Menanggapi hal tersebut, Dokter Poli Penyakit Dalam RSUD Muna, dr. Wahid tak menapik arahan membeli obat di apotek luar rumah sakit. Dia mengaku, pembelian obat di apotek luar rumah sakit dilakukan atas dasar pasien bersangkutan telah banyak menggunakan obat sebelum dirasat di RSUD Muna dan tak pernah ke poli penyakit dalam. Di satu sisi, pasien sudah kritis ketika di rawat di RSUD Muna. Dia sempat menyinggung sehubungan jika pelayanan rumah sakit ingin baik, perlu adanya perbaikan sistem, semua pasien diwajibkan berobat ditempat yang bekerjasama dengan BPJS.

Sehingga kata dia, perawatannya bisa jelas, sebab distatus pasien ada namanya obat rekonsiliasi.
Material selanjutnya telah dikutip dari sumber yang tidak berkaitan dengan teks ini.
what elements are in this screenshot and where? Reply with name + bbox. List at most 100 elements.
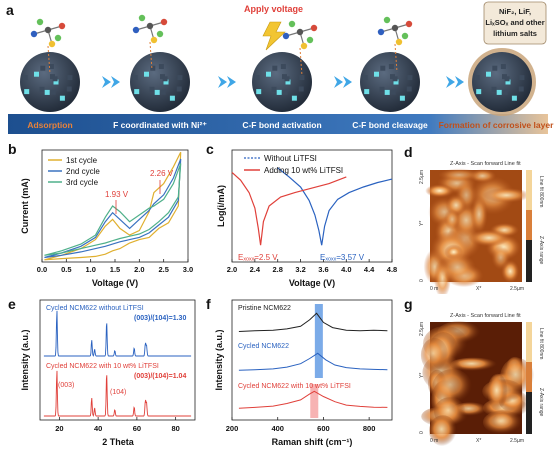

Namun jika pasien masuk dalam kondisi kritis dengan tidak pernah ditahu menderita sakit apa, dokter punya kewenangan  untuk mengeksekusi atau pendapat ahli, bisa menyarankan menggunakan obat tertentu yang menurut pengalaman agar pasien lebih baik dan tidak ditanggung BPJS serta itu sebagai hak konsumen.

“Sebenarnya di rumah sakit, obat generiknya lengkap tapi kalau pasien sudah ada riwayat pengobatan diluar, dimana ada prinsip memberikan obat bagus agar pasien lebih baik. Obat di luar lebih bagus karena rata-rata obat paten,” ucap dr. Wahid pada SultraKini.Com, Senin (12/2/2018).

Sementara saat ditanyakan soal resep obat langsung dari dokter, dia sempat mengelak bahwa resep harus melalui apotek rumah sakit yang diantarkan perawat kepada pasien.

“Saya tidak tahu itu, sebenarnya yang kelola dan terima resep obat itu adalah perawat. Saya tidak tahu persis yang jelas memang ada kewajiban satu pintu (copy resep apotek rumah sakit),” katanya.